The versions of my life are the crossroads I was at. Should I stay in the abuse environment I was in OR reclaim my sparkle. I did the latter, I chose me.
I told my friends the story the way I told it to you. I don’t think they wanted to believe me. I don’t think they wanted to believe that he was capable of these things.
There was an incident where I was going out in the evening with my ex and I wanted to wear lipstick. He wanted to kiss me but I said please kiss me gently because I’ve just done my make up. I said I would take it off as soon as we got home which I did. Then he withheld affection from me for several days. Then when I called him out on this behaviour, he kicked me out. I told my friends about this and they said “oh it’s just because he wanted to kiss you, just don’t wear lipstick anymore”.
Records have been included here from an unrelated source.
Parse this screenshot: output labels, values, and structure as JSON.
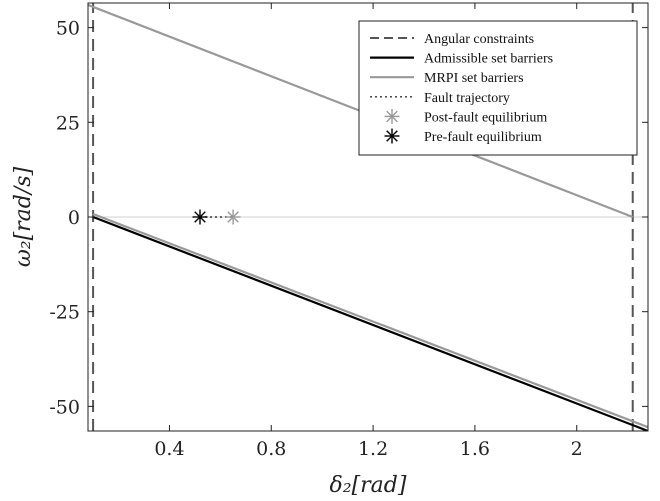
{
  "chart_data": {
    "type": "line",
    "xlabel": "δ₂[rad]",
    "ylabel": "ω₂[rad/s]",
    "xlim": [
      0.08,
      2.28
    ],
    "ylim": [
      -56.5,
      56.5
    ],
    "xticks": [
      0.4,
      0.8,
      1.2,
      1.6,
      2.0
    ],
    "xtick_labels": [
      "0.4",
      "0.8",
      "1.2",
      "1.6",
      "2"
    ],
    "yticks": [
      50,
      25,
      0,
      -25,
      -50
    ],
    "ytick_labels": [
      "50",
      "25",
      "0",
      "-25",
      "-50"
    ],
    "grid": false,
    "legend_position": "top-right",
    "zero_line": {
      "y": 0,
      "color": "#d0d0d0"
    },
    "series": [
      {
        "name": "Angular constraints",
        "style": "dashed",
        "color": "#555555",
        "segments": [
          {
            "x": [
              0.1,
              0.1
            ],
            "y": [
              -56.5,
              56.5
            ]
          },
          {
            "x": [
              2.22,
              2.22
            ],
            "y": [
              -56.5,
              56.5
            ]
          }
        ]
      },
      {
        "name": "Admissible set barriers",
        "style": "solid",
        "color": "#000000",
        "segments": [
          {
            "x": [
              0.1,
              2.28
            ],
            "y": [
              0,
              -56.5
            ]
          }
        ]
      },
      {
        "name": "MRPI set barriers",
        "style": "solid",
        "color": "#999999",
        "segments": [
          {
            "x": [
              0.08,
              2.22
            ],
            "y": [
              56,
              0
            ]
          },
          {
            "x": [
              0.1,
              2.28
            ],
            "y": [
              0.8,
              -55.5
            ]
          }
        ]
      },
      {
        "name": "Fault trajectory",
        "style": "dotted",
        "color": "#333333",
        "segments": [
          {
            "x": [
              0.52,
              0.65
            ],
            "y": [
              0,
              0
            ]
          }
        ]
      },
      {
        "name": "Post-fault equilibrium",
        "style": "marker",
        "color": "#999999",
        "points": [
          {
            "x": 0.65,
            "y": 0
          }
        ]
      },
      {
        "name": "Pre-fault equilibrium",
        "style": "marker",
        "color": "#000000",
        "points": [
          {
            "x": 0.52,
            "y": 0
          }
        ]
      }
    ]
  }
}
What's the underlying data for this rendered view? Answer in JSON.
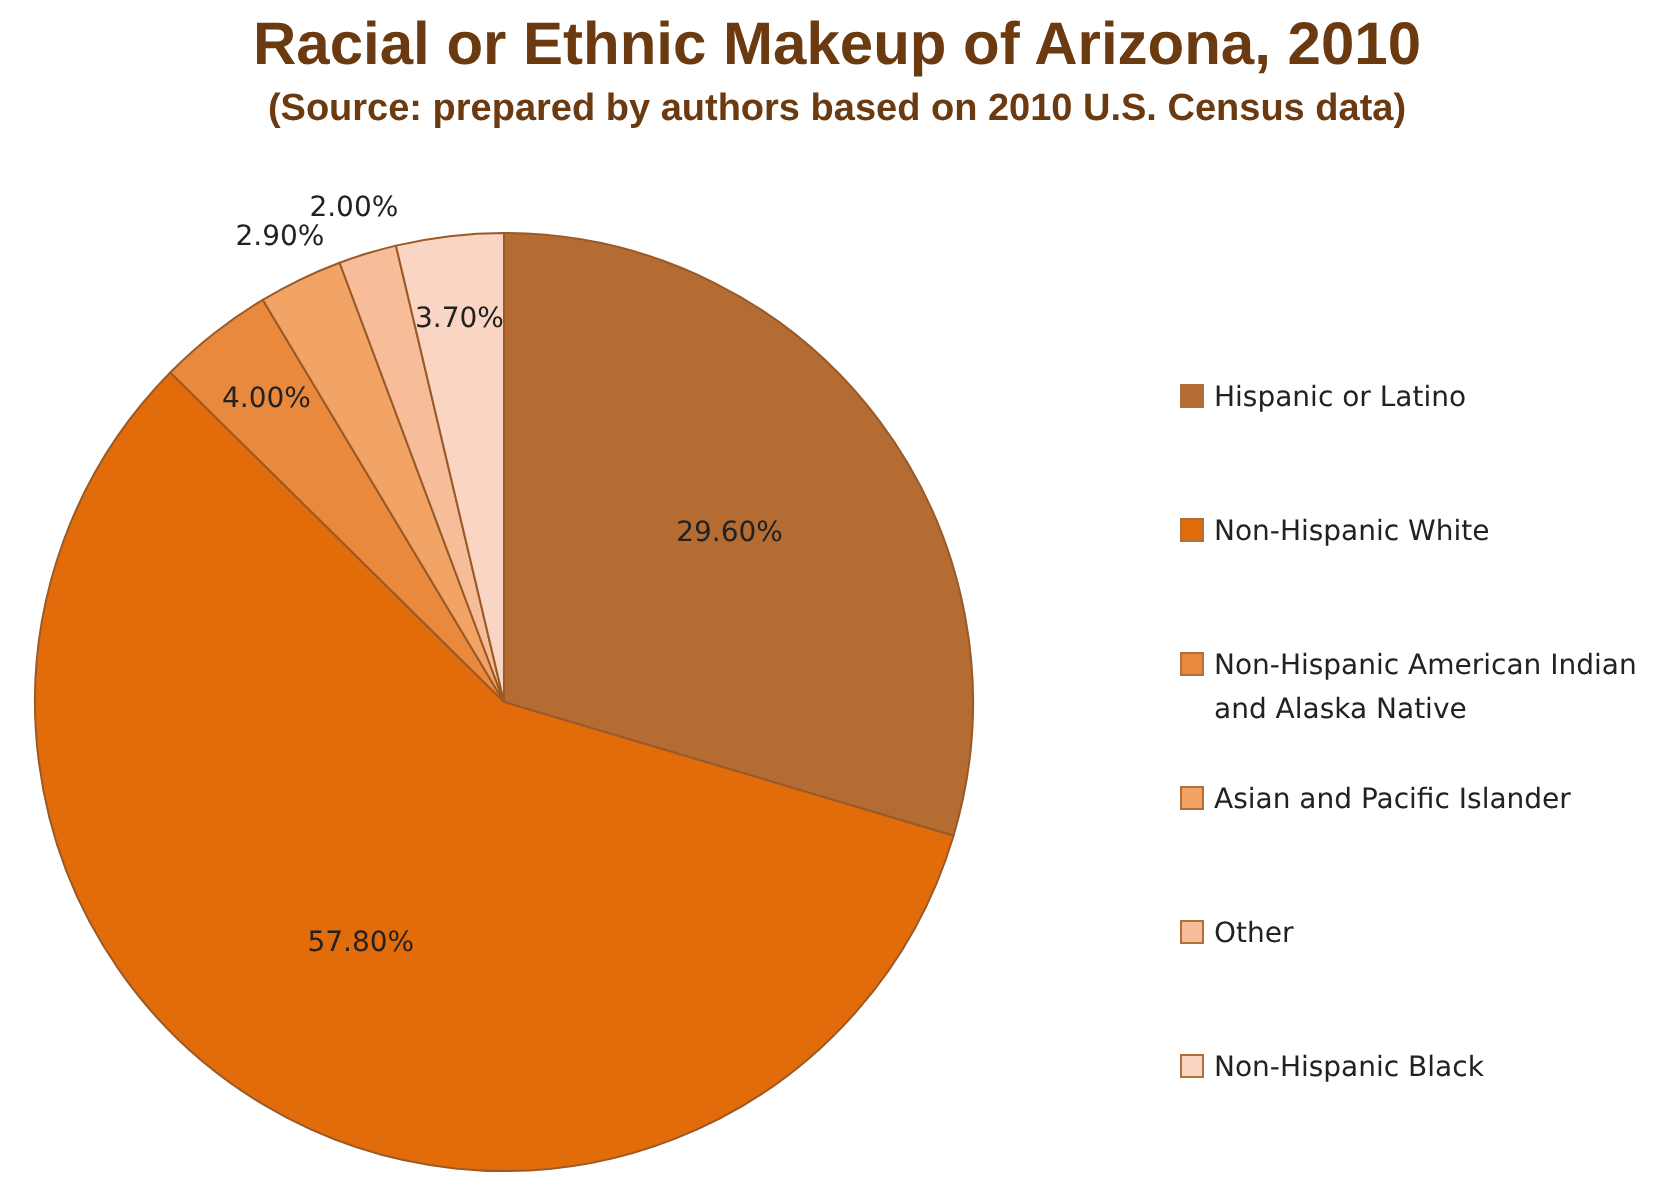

When I think about how he used to treat me, he was awful really. I was always on edge because he would always be finding things that were wrong. Silly things like I had cut the celery sticks too short or I didn’t hear him calling me when I was reading my book. My friends, they used to say to me “he’s a sensitive soul”.
I’m sorry to hear this about your mother. That must be very painful to deal with and process.
In terms of abusive words as a child, I never had them directed at me. I witnessed my dad being verbally abusive to my mum though. As I child I would defend my mum and protect my sister. I’ve always been very strong and sure of myself which is why I feel very ashamed that I’ve been with two men who I’ve let treat me terribly.
I have had healthy relationships. I had a marriage where the relationship as a whole lasted many years. We met young and ended up wanting very different things from life. I’ve had another very safe feeling relationship. The relationship I am in now is what I would consider healthy. I don’t feel scared and anxious and I can be myself which is great.
My thoughts that are ruminating on the past and I feel an anger inside me now for what I have gone through. I’ve been very busy with dance and I threw myself into my latest show as a coping mechanism.
I’m trying to focus on the positives. I feel very fortunate as I have amazing friends and family and I’m lucky enough to travel a lot. But there is a fine line between focusing on the positives and not processing things.